While I've listed below a few of my favorite concoctions created in the decade since I discovered the naturally sweet leaf, it has centuries of documented human history on its side.
In Paraguay, Brazi, and other northern areas of South America, stevia’s traditional use has far exceeded pleasing the sweet tooth. Aside from sprucing up yerba mate, Guarani indians also used stevia as medicine for a host of ailments including insect bites, infections, hypertension, obesity and depression.
Its use for these conditions and more, most notably diabetes, continue in both modern-day Paraguay and Brazil.
Although extensive studies have been conducted on the plant, negative effects have yet to be revealed. On the contrary, however, it has been proven to be an effective anti-fungal, anti-inflammatory and anitbacterial agent with diuretic properties.
In comparison, the artificial sweetener aspartame -- which was approved by the FDA as a food additive -- has been linked to a long list of serious neurological and physical side effects, including brain tumors in rats. Dizziness, fainting, headaches, digestive problems are some of the health complaints that have been reported, while some assert that it mimics more serious illnesses like multiple sclerosis or lupus.
Despite safety concerns of synthetic sweetener use, you may not see natural stevia served alongside its artificial counterparts at cafes or in mainstream colas -- net yet, anyway.
Although the medicinal plant remains in a relative gray zone of legality, much like another notoriously high-profile medicinal plant, many proponents believe it to be a benign substance and are still pushing for its full recognition as such.
If fact, many in the health world contend that it’s only because corporate giants such as Coca-Cola have expressed interest in patenting recipes using the sweet leaf that the FDA eased up their restrictions on it.
Whatever their motivation, it’s good news for health-conscious consumers who want a natural option.
While it’s possible to grow the plant for personal use, the most common forms of stevia can often be found in conventional grocery stores where they can be usually purchased in powdered form, though I prefer the liquid version for ease of transport as well as ease of use.

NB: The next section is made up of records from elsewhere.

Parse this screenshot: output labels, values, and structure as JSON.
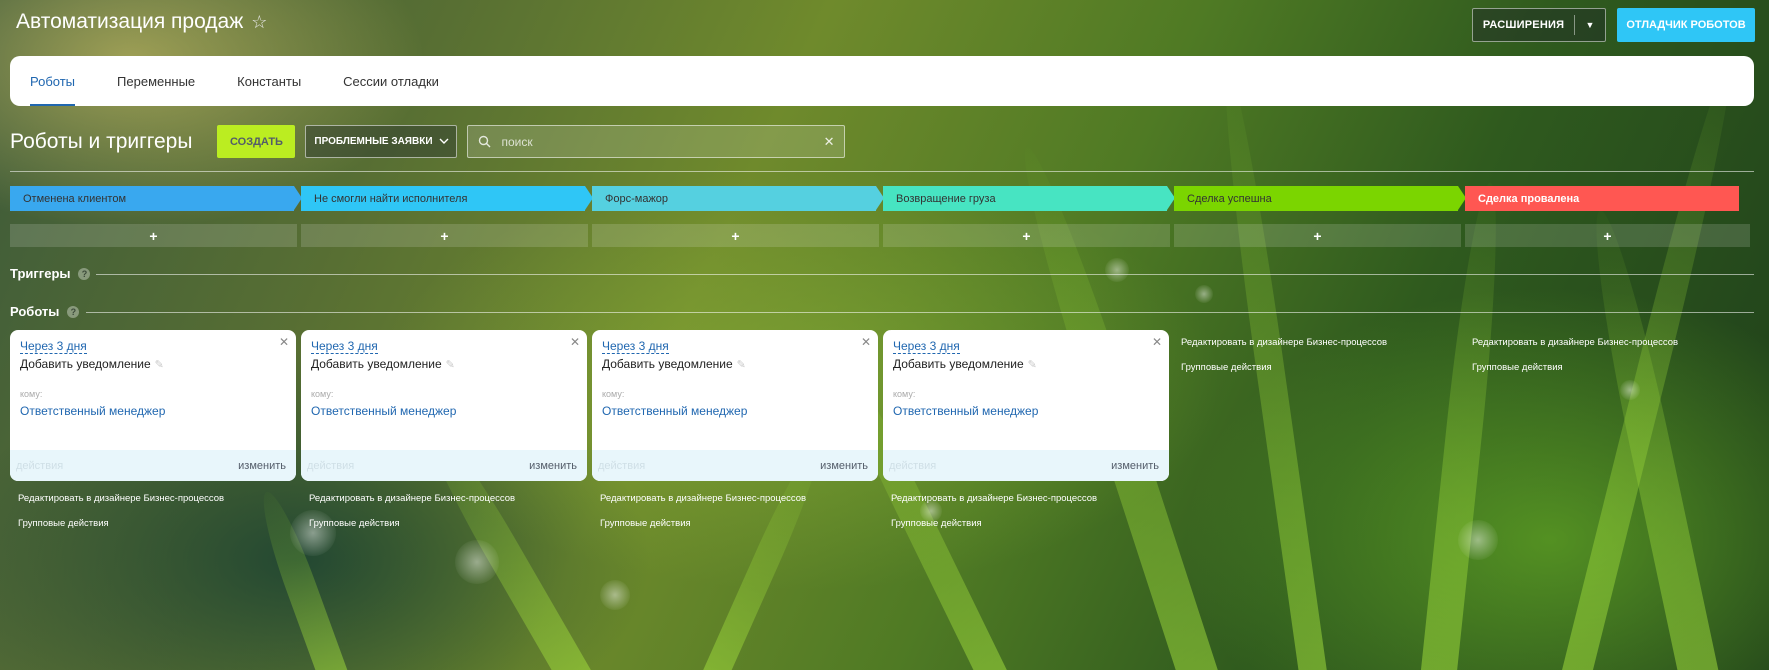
{
  "app": {
    "title": "Автоматизация продаж",
    "star_icon": "star-icon"
  },
  "header_buttons": {
    "extensions": "РАСШИРЕНИЯ",
    "debugger": "ОТЛАДЧИК РОБОТОВ"
  },
  "tabs": [
    {
      "label": "Роботы",
      "active": true
    },
    {
      "label": "Переменные",
      "active": false
    },
    {
      "label": "Константы",
      "active": false
    },
    {
      "label": "Сессии отладки",
      "active": false
    }
  ],
  "toolbar": {
    "title": "Роботы и триггеры",
    "create": "СОЗДАТЬ",
    "problem": "ПРОБЛЕМНЫЕ ЗАЯВКИ",
    "search_placeholder": "поиск"
  },
  "stages": [
    {
      "label": "Отменена клиентом",
      "color": "#39a8ef"
    },
    {
      "label": "Не смогли найти исполнителя",
      "color": "#2fc6f6"
    },
    {
      "label": "Форс-мажор",
      "color": "#55d0e0"
    },
    {
      "label": "Возвращение груза",
      "color": "#47e4c2"
    },
    {
      "label": "Сделка успешна",
      "color": "#7bd500"
    },
    {
      "label": "Сделка провалена",
      "color": "#ff5752"
    }
  ],
  "plus_label": "+",
  "sections": {
    "triggers": "Триггеры",
    "robots": "Роботы",
    "help": "?"
  },
  "robots": [
    {
      "delay": "Через 3 дня",
      "title": "Добавить уведомление",
      "to_label": "кому:",
      "to_value": "Ответственный менеджер",
      "actions": "действия",
      "edit": "изменить"
    },
    {
      "delay": "Через 3 дня",
      "title": "Добавить уведомление",
      "to_label": "кому:",
      "to_value": "Ответственный менеджер",
      "actions": "действия",
      "edit": "изменить"
    },
    {
      "delay": "Через 3 дня",
      "title": "Добавить уведомление",
      "to_label": "кому:",
      "to_value": "Ответственный менеджер",
      "actions": "действия",
      "edit": "изменить"
    },
    {
      "delay": "Через 3 дня",
      "title": "Добавить уведомление",
      "to_label": "кому:",
      "to_value": "Ответственный менеджер",
      "actions": "действия",
      "edit": "изменить"
    }
  ],
  "links": {
    "designer": "Редактировать в дизайнере Бизнес-процессов",
    "group": "Групповые действия"
  }
}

Many companies now offer liquid stevia in an array of flavors ranging from berry and apricot to hazelnut and chocolate.
Five drops is all it takes to sweeten a drink. I’m still amazed that the two-ounce bottle I bought from a Sprouts about a year ago is still going strong.
With a concentrated, ultra potent sweetness that lends a licorice-like aftertaste when used copiously, I find it’s best in moderation. It’s ideal in tea or cold drinks, and is particularly effective when used to extend the sweetness of small amounts of real sugar, fruit juice or agave nectar.

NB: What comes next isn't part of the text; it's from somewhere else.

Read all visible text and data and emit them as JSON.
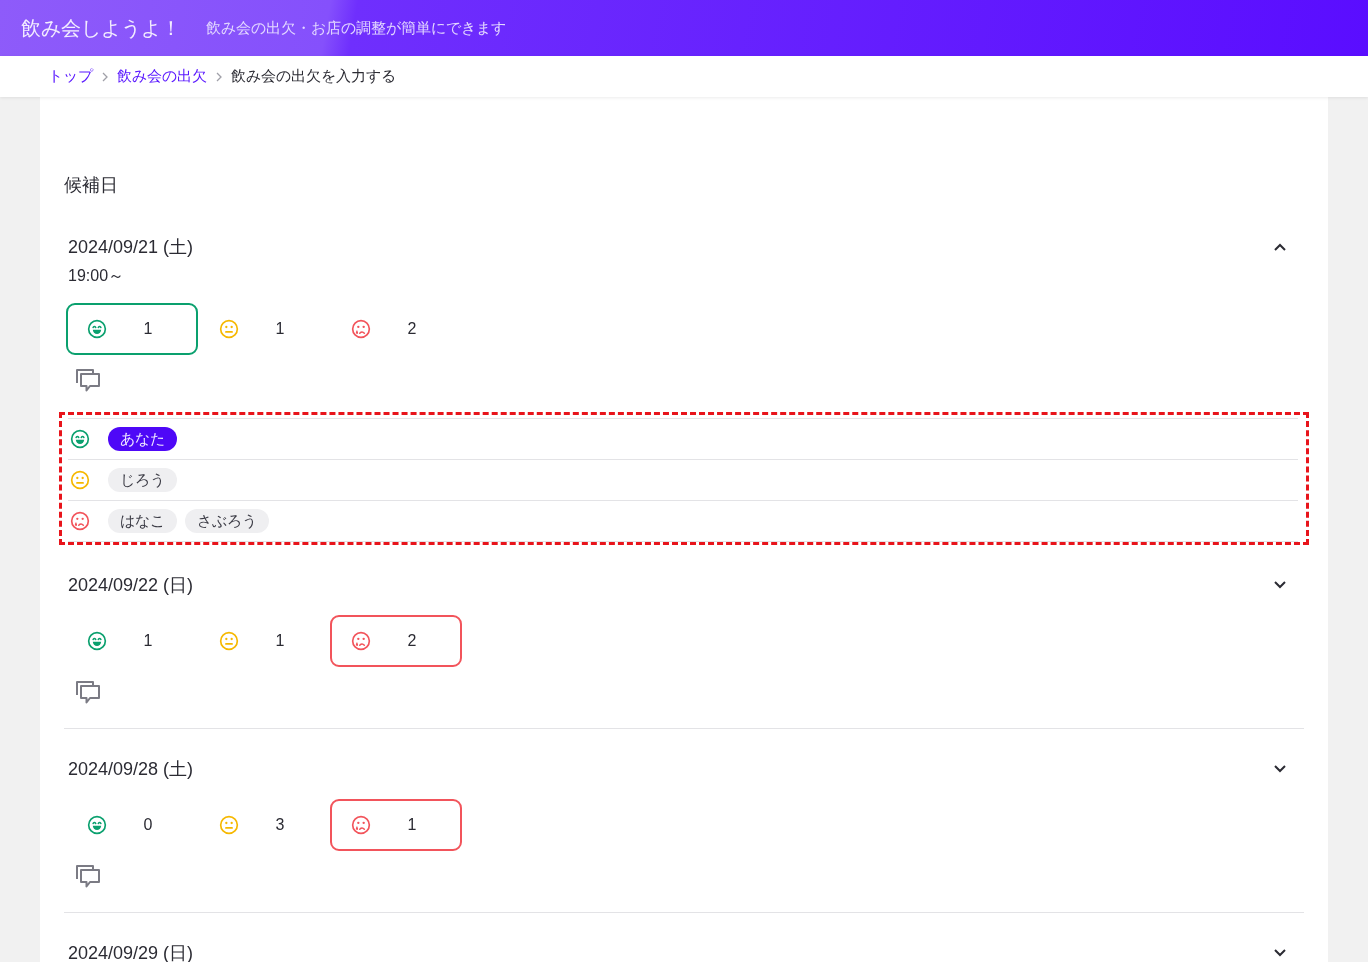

My favorite way to enjoy stevia is in what I call summertime spritzers that I make easily at home (because I am both a lazy and cheap health foodist.) I simply add one-fourth part of whatever juice is on hand and three parts sparkling water to a glass full of ice, and then three to five drops of stevia.
It’s like a fruity soda with a fraction of the calories and additives, and is a delicious way to water down expensive juices to save money.
Juices like pomegranate, cranberry, cherry-lime or even mint syrup -- which can be made by boiling the fresh herb with stevia and water beforehand -- are some of my favorite flavors. It’s great for keeping smoothies sugar-free, too.
While it doesn’t perfectly mesh in hot coffee drinks, in my opinion anyway, it does make super delicious homemade ice coffees. Just add one part milk to one part of your preferred brew (the milk will cool it down if it’s hot), pour the mixture over ice and then add five to seven drops of stevia.
Of course, it can also replace sugar in your favorite recipes for baked goods and other items. Just consult a conversion table to cook with it.
While diseases like diabetes are at an-all time high, it’s nice to know we can to turn to the Earth instead of the laboratory to get back in synch with our own bodies. Grown in the ground, perfected by nature and persecuted despite the sweet benefits it has to offer, stevia is an asset in an increasing amount of kitchens in this country, including my own.